By helping ISAR work toward the elimination of puppy mills and most retail sales of companion animals here and abroad.
ISAR’s supporters know how long we’ve been working to eliminate puppy mills and most retail sales of companion animals. (http://isaronline.org/site-contents/)
Now, finally, even the United States Department of Agriculture has admitted that one aspect of the puppy mill problem — the thousands of puppies shipped into this country from abroad (e.g., South Korea, China and Eastern Europe) — present a serious problem. Until now, among them at least 25% have died in transit before even reaching this country.
In mid-August of this year, after many years of ignoring the problem, according to the Associated Press “[t]he U.S. Department of Agriculture approved a regulation . . . that, starting in 90 days, will require all puppies imported to the United States to be at least 6 months old, healthy, and up-to-date on vaccinations.”
While those of us who work tirelessly for animal rights and know too well the scourge of puppy mills and most other breeders might welcome the USDA regulation the fact is that sadly it misses the mark.
For one thing, the government’s concern is not for the puppies — according to the AP usually less than 8 weeks old — but for the American consumer. That’s the wrong emphasis. Breeding of puppies generally and their importation in particular is a moral issue of animal rights, and is rooted in the philosophical premise that animals are akin to inanimate objects and thus can be treated as chairs and bowling balls (See Some Thoughts on the Rights of Animals). That’s why the puppies are crammed into crates in the holds of intercontinental airplanes with little or no concern for their wellbeing. Protecting not the helpless puppies, but the American consumer.
Second, as a practical matter, even if the new regulation was acceptable morally and legally, which it is not, it is unenforceable given the general corruption and document forgeries that the breeders’ countries are known for. To say the least, it is naïve to believe that puppy mill operators abroad (especially in countries whose populations eat dogs) will not falsify the documents required by the new USDA regulation. It requires that the puppies be “at least 6 months old, healthy, and up-to-date on vaccinations.” There is simply no way overworked, and perhaps indifferent, USDA inspectors can get behind the paperwork to acertain how old puppies are, whether they are “healthy” (whatever that means), or whether they ever received the vaccinations the regulation requires.
Third, those of us who labor in the animal protection movement know how unsuccessful USDA is in enforcing other laws within its jurisdiction pertaining to the welfare of animals. The new regulation will not be adequately enforced, if at all.
Fourth, the heralded fine of up to $10,000 presupposes that violators will be identified (in South Korea, China, and Eastern Europe countries!), fined, and then the fines actually collected — a utopian assumption that defies reality. And even if the shippers do pay a fine, why would one think they will be deterred?
An official with a national humane organization has said that the new USDA regulation “eliminates the easy access to market that foreign breeders have had for years.” Nonsense! Not only is that statement not so, but those who support the regulation have now given the shippers and USDA a fig leaf to cover the vile importation practice by making it appear that the problem has been dealt with. Indeed, an official with a national humane organization has said that by promulgating the regulation the organization and USDA “are taking steps in the right direction.”

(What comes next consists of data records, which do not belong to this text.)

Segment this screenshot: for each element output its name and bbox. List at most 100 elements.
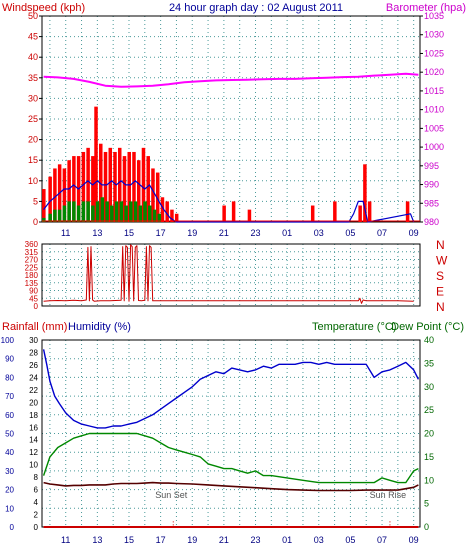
rain-tick-label: 0 [34,523,39,532]
sun-event-label: Sun Set [155,490,188,500]
wind-lull-bar [100,197,105,222]
humidity-line [42,349,420,429]
barometer-tick-label: 1025 [424,48,444,58]
wind-lull-bar [95,201,100,222]
x-tick-label: 03 [314,535,324,545]
x-tick-label: 23 [251,228,261,238]
x-tick-label: 11 [61,228,70,238]
humidity-tick-label: 60 [5,411,14,420]
wind-lull-bar [110,205,114,222]
barometer-tick-label: 1000 [424,142,444,152]
x-tick-label: 19 [187,535,197,545]
wind-gust-bar [247,209,252,222]
x-tick-label: 15 [124,535,134,545]
windspeed-tick-label: 15 [28,155,38,165]
direction-tick-label: 180 [25,271,39,280]
wind-lull-bar [57,209,62,222]
wind-gust-bar [53,168,57,222]
x-tick-label: 17 [156,535,166,545]
temperature-tick-label: 25 [424,405,434,415]
direction-tick-label: 270 [25,256,39,265]
compass-label: S [436,269,444,283]
windspeed-tick-label: 40 [28,52,38,62]
wind-lull-bar [124,205,128,222]
windspeed-tick-label: 45 [28,32,38,42]
wind-average-line [43,180,415,223]
wind-gust-bar [174,213,179,222]
wind-gust-bar [86,147,90,222]
wind-gust-bar [99,143,103,222]
wind-lull-bar [157,213,162,222]
wind-gust-bar [132,151,136,222]
wind-gust-bar [141,147,146,222]
rain-tick-label: 2 [34,511,39,520]
windspeed-axis-label: Windspeed (kph) [2,2,85,14]
wind-gust-bar [108,147,113,222]
compass-label: N [436,300,445,314]
dewpoint-line [43,481,419,492]
wind-gust-bar [231,201,236,222]
wind-lull-bar [138,205,143,222]
wind-lull-bar [72,201,76,222]
wind-gust-bar [62,168,67,222]
windspeed-tick-label: 50 [28,11,38,21]
x-tick-label: 13 [92,535,102,545]
wind-gust-bar [358,205,362,222]
compass-label: N [436,238,445,252]
wind-lull-bar [143,201,147,222]
rain-tick-label: 4 [34,498,39,507]
rain-tick-label: 10 [29,461,38,470]
sun-event-label: Sun Rise [370,490,407,500]
wind-direction-line [43,244,414,304]
wind-gust-bar [155,172,160,222]
wind-gust-bar [48,176,52,222]
direction-tick-label: 225 [25,263,39,272]
rain-tick-label: 16 [29,423,38,432]
temperature-tick-label: 20 [424,429,434,439]
wind-gust-bar [170,209,174,222]
rain-tick-label: 24 [29,373,38,382]
rain-tick-label: 8 [34,473,39,482]
humidity-tick-label: 30 [5,467,14,476]
humidity-tick-label: 40 [5,448,14,457]
x-tick-label: 15 [124,228,134,238]
x-tick-label: 01 [282,228,292,238]
direction-tick-label: 360 [25,240,39,249]
humidity-tick-label: 80 [5,373,14,382]
wind-gust-bar [136,160,141,222]
dewpoint-axis-label: Dew Point (°C) [391,321,464,333]
temperature-tick-label: 30 [424,382,434,392]
wind-gust-bar [113,151,117,222]
x-tick-label: 07 [377,228,387,238]
barometer-tick-label: 985 [424,198,439,208]
wind-lull-bar [67,201,71,222]
x-tick-label: 11 [61,535,70,545]
x-tick-label: 03 [314,228,324,238]
barometer-tick-label: 1020 [424,67,444,77]
wind-gust-bar [122,156,127,222]
wind-lull-bar [129,201,133,222]
wind-gust-bar [405,201,410,222]
wind-lull-bar [91,205,95,222]
compass-label: E [436,285,444,299]
wind-gust-bar [367,201,372,222]
chart-title: 24 hour graph day : 02 August 2011 [169,2,343,14]
windspeed-tick-label: 20 [28,135,38,145]
wind-lull-bar [133,201,138,222]
barometer-tick-label: 1005 [424,123,444,133]
wind-lull-bar [76,205,81,222]
windspeed-tick-label: 25 [28,114,38,124]
humidity-axis-label: Humidity (%) [68,321,131,333]
x-tick-label: 17 [156,228,166,238]
wind-lull-bar [62,205,67,222]
rain-tick-label: 30 [29,336,38,345]
wind-lull-bar [81,201,86,222]
temperature-tick-label: 15 [424,452,434,462]
temperature-tick-label: 0 [424,522,429,532]
wind-gust-bar [42,189,46,222]
rain-tick-label: 26 [29,361,38,370]
x-tick-label: 05 [345,228,355,238]
x-tick-label: 21 [219,228,229,238]
temperature-axis-label: Temperature (°C) [312,321,396,333]
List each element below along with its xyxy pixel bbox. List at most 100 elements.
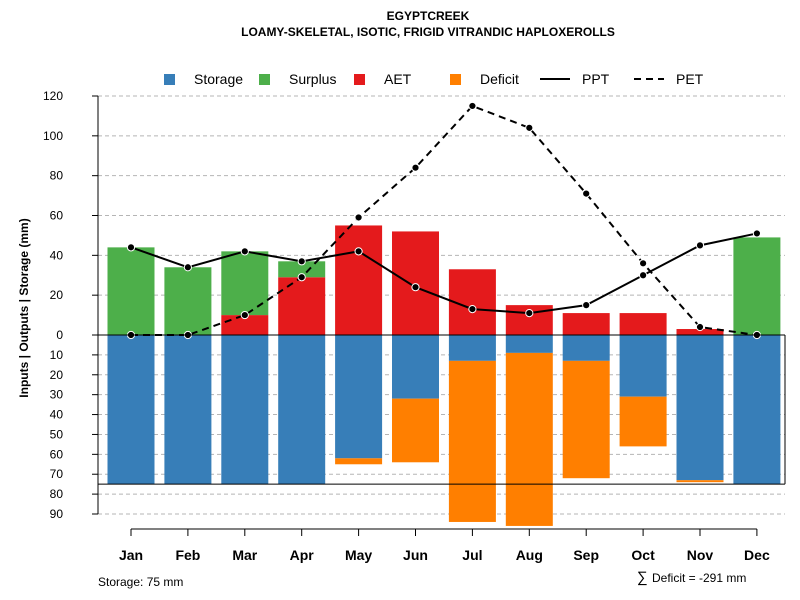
bar-layer: [107, 225, 781, 526]
y-tick-label: 80: [50, 169, 64, 183]
surplus-bar: [107, 247, 155, 335]
storage-bar: [107, 335, 155, 485]
legend-label: Surplus: [289, 71, 336, 87]
grid-layer: [98, 95, 785, 515]
aet-bar: [335, 225, 383, 335]
pet-point: [354, 213, 363, 222]
storage-bar: [733, 335, 781, 485]
x-tick-label: Aug: [516, 547, 543, 563]
pet-line: [131, 104, 758, 336]
y-tick-label: 90: [50, 507, 64, 521]
deficit-bar: [619, 396, 667, 447]
pet-point: [411, 163, 420, 172]
storage-bar: [392, 335, 439, 399]
y-tick-label: 40: [50, 248, 64, 262]
ppt-point: [126, 243, 136, 252]
deficit-bar: [505, 352, 553, 526]
x-tick-label: Jul: [462, 547, 482, 563]
ppt-point: [525, 308, 534, 318]
y-tick-label: 20: [50, 288, 64, 302]
chart-subtitle: LOAMY-SKELETAL, ISOTIC, FRIGID VITRANDIC…: [241, 25, 615, 39]
y-axis-title: Inputs | Outputs | Storage (mm): [17, 218, 31, 397]
ppt-point: [468, 305, 477, 314]
storage-note: Storage: 75 mm: [98, 575, 183, 589]
x-tick-label: Oct: [631, 547, 655, 563]
legend-label: AET: [384, 71, 412, 87]
legend-label: PPT: [582, 71, 610, 87]
storage-bar: [278, 335, 326, 485]
ppt-point: [752, 229, 762, 238]
surplus-bar: [278, 261, 326, 278]
y-tick-label: 60: [50, 209, 64, 223]
surplus-legend-swatch: [259, 74, 270, 85]
legend: Storage Surplus AET Deficit PPT PET: [164, 71, 704, 87]
x-tick-label: Dec: [744, 547, 770, 563]
storage-bar: [562, 335, 610, 361]
surplus-bar: [221, 251, 269, 316]
x-tick-label: Sep: [573, 547, 599, 563]
pet-point: [525, 123, 534, 132]
pet-point: [468, 101, 477, 111]
ppt-point: [354, 247, 363, 256]
y-tick-label: 120: [43, 89, 63, 103]
pet-point: [240, 310, 249, 320]
aet-legend-swatch: [354, 74, 365, 85]
storage-bar: [448, 335, 496, 361]
ppt-point: [240, 247, 249, 256]
pet-point: [695, 322, 705, 332]
chart-title: EGYPTCREEK: [387, 9, 470, 23]
y-tick-label: 20: [50, 368, 64, 382]
legend-label: Deficit: [480, 71, 519, 87]
legend-label: Storage: [194, 71, 243, 87]
y-tick-label: 10: [50, 348, 64, 362]
storage-bar: [221, 335, 269, 485]
pet-point: [297, 273, 306, 282]
surplus-bar: [164, 267, 212, 335]
storage-bar: [619, 335, 667, 397]
axis-layer: 0 20 40 60 80 100 120 10 20 30 40 50 60 70 80 90 Jan Feb M…: [43, 89, 786, 563]
deficit-bar: [335, 458, 383, 465]
ppt-point: [639, 271, 648, 280]
ppt-line: [130, 232, 758, 315]
legend-label: PET: [676, 71, 704, 87]
aet-bar: [278, 277, 326, 335]
sum-icon: ∑: [637, 569, 648, 586]
y-tick-label: 70: [50, 467, 64, 481]
x-tick-label: May: [345, 547, 372, 563]
ppt-point: [183, 263, 192, 272]
storage-bar: [164, 335, 212, 485]
aet-bar: [221, 315, 269, 335]
ppt-point: [297, 257, 306, 266]
x-tick-label: Mar: [232, 547, 257, 563]
deficit-bar: [392, 398, 439, 463]
ppt-point: [582, 301, 591, 310]
storage-bar: [505, 335, 553, 353]
y-tick-label: 40: [50, 408, 64, 422]
ppt-point: [695, 241, 705, 250]
aet-bar: [619, 313, 667, 335]
deficit-note: Deficit = -291 mm: [652, 571, 746, 585]
deficit-bar: [448, 360, 496, 522]
deficit-legend-swatch: [450, 74, 461, 85]
y-tick-label: 0: [56, 328, 63, 342]
x-tick-label: Nov: [687, 547, 714, 563]
ppt-point: [411, 283, 420, 292]
pet-point: [582, 189, 591, 198]
x-tick-label: Jun: [403, 547, 428, 563]
deficit-bar: [562, 360, 610, 479]
y-tick-label: 60: [50, 447, 64, 461]
storage-bar: [676, 335, 724, 481]
y-tick-label: 80: [50, 487, 64, 501]
x-tick-label: Apr: [290, 547, 315, 563]
x-tick-label: Feb: [175, 547, 200, 563]
x-tick-label: Jan: [119, 547, 143, 563]
deficit-bar: [676, 480, 724, 483]
aet-bar: [676, 329, 724, 335]
pet-point: [639, 259, 648, 268]
surplus-bar: [733, 237, 781, 335]
storage-legend-swatch: [164, 74, 175, 85]
aet-bar: [562, 313, 610, 335]
line-layer: [126, 101, 762, 340]
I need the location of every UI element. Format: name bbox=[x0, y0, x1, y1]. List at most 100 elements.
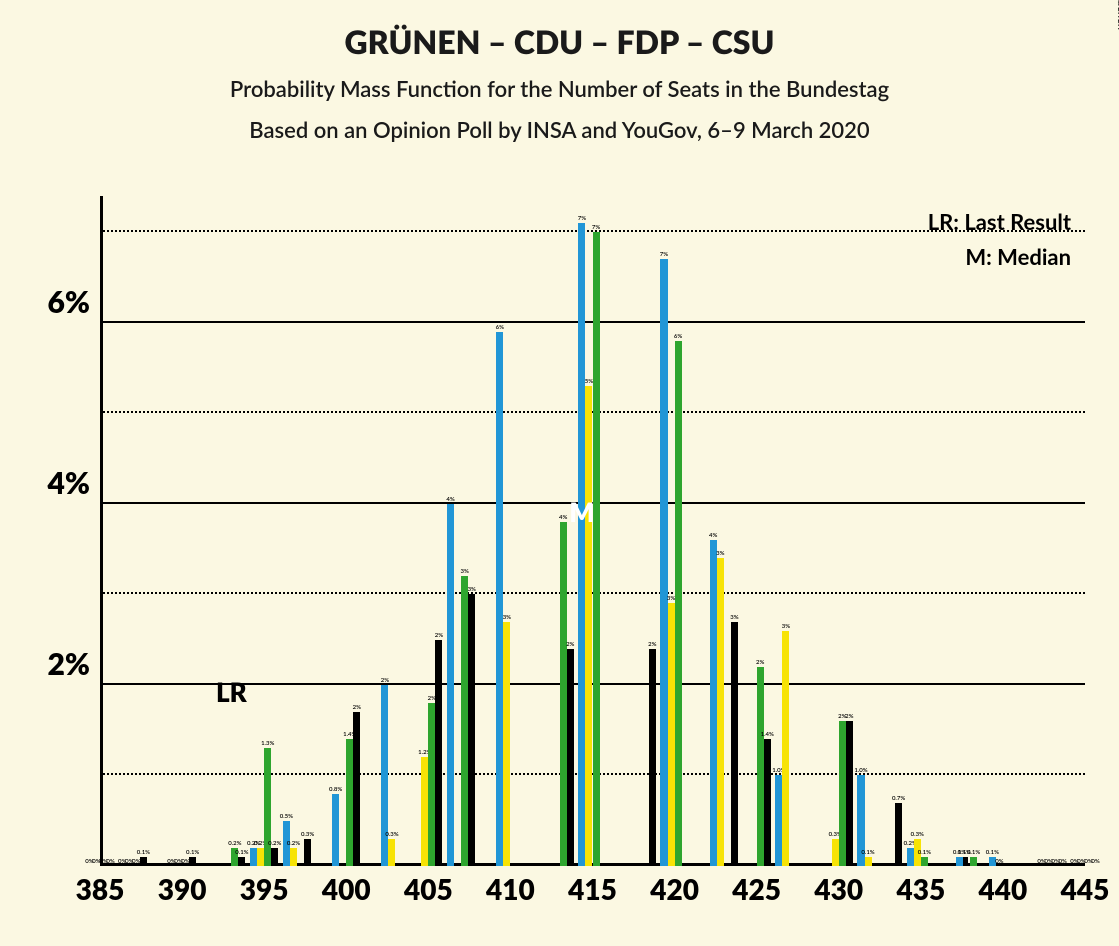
bar-grünen bbox=[593, 232, 600, 866]
bar-value-label: 2% bbox=[648, 641, 656, 648]
bar-value-label: 2% bbox=[756, 659, 764, 666]
bar-fdp bbox=[865, 857, 872, 866]
bar-value-label: 2% bbox=[353, 704, 361, 711]
legend-m: M: Median bbox=[928, 239, 1071, 274]
bar-value-label: 7% bbox=[592, 224, 600, 231]
x-tick-label: 445 bbox=[1061, 866, 1110, 906]
chart-subtitle-1: Probability Mass Function for the Number… bbox=[0, 75, 1119, 102]
bar-csu bbox=[846, 721, 853, 866]
bar-csu bbox=[764, 739, 771, 866]
x-tick-label: 425 bbox=[732, 866, 781, 906]
legend-lr: LR: Last Result bbox=[928, 204, 1071, 239]
bar-cdu bbox=[578, 223, 585, 866]
bar-cdu bbox=[956, 857, 963, 866]
bar-grünen bbox=[560, 522, 567, 866]
bar-value-label: 0% bbox=[1059, 858, 1067, 865]
bar-grünen bbox=[970, 857, 977, 866]
chart-title: GRÜNEN – CDU – FDP – CSU bbox=[0, 22, 1119, 61]
bar-fdp bbox=[388, 839, 395, 866]
bar-value-label: 0.2% bbox=[268, 840, 281, 847]
bar-cdu bbox=[907, 848, 914, 866]
bar-grünen bbox=[839, 721, 846, 866]
bar-value-label: 3% bbox=[461, 568, 469, 575]
x-tick-label: 430 bbox=[814, 866, 863, 906]
bar-csu bbox=[649, 649, 656, 866]
bar-cdu bbox=[660, 259, 667, 866]
bar-value-label: 4% bbox=[559, 514, 567, 521]
bar-grünen bbox=[675, 341, 682, 866]
x-tick-label: 415 bbox=[568, 866, 617, 906]
x-tick-label: 435 bbox=[896, 866, 945, 906]
bar-csu bbox=[468, 594, 475, 866]
bar-fdp bbox=[782, 631, 789, 866]
x-tick-label: 410 bbox=[486, 866, 535, 906]
annotation-median: M bbox=[569, 496, 594, 528]
bar-value-label: 0.1% bbox=[918, 849, 931, 856]
bar-value-label: 0.1% bbox=[986, 849, 999, 856]
bar-value-label: 2% bbox=[845, 713, 853, 720]
bar-value-label: 0.1% bbox=[967, 849, 980, 856]
bar-fdp bbox=[290, 848, 297, 866]
bar-cdu bbox=[496, 332, 503, 866]
bar-value-label: 6% bbox=[674, 333, 682, 340]
bar-fdp bbox=[585, 386, 592, 866]
bar-value-label: 2% bbox=[381, 677, 389, 684]
bar-value-label: 3% bbox=[468, 586, 476, 593]
bar-value-label: 0.2% bbox=[287, 840, 300, 847]
bar-csu bbox=[238, 857, 245, 866]
bar-grünen bbox=[921, 857, 928, 866]
bar-cdu bbox=[447, 504, 454, 866]
legend-box: LR: Last Result M: Median bbox=[928, 204, 1071, 274]
bar-grünen bbox=[346, 739, 353, 866]
bar-csu bbox=[140, 857, 147, 866]
bar-value-label: 7% bbox=[578, 215, 586, 222]
y-axis bbox=[100, 196, 103, 866]
x-tick-label: 385 bbox=[76, 866, 125, 906]
copyright-text: © 2021 Filip van Laenen bbox=[1115, 0, 1119, 30]
bar-csu bbox=[271, 848, 278, 866]
chart-subtitle-2: Based on an Opinion Poll by INSA and You… bbox=[0, 116, 1119, 143]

Sorry, but that’s not the “right direction.”
There are only two “right directions.”
If American puppy-buyers are determined to support breeders by purchasing dogs (and cats, for that matter), rather than by going to a shelter the least they can do morally is make certain that the animal has not been imported. There are more than enough homeless companion animals right here in the United States.
More than more than enough.
Even more important, those purchasers should reconsider the entire breeding issue, and then support ISAR’s efforts to prohibit puppy mills both abroad and in the United States.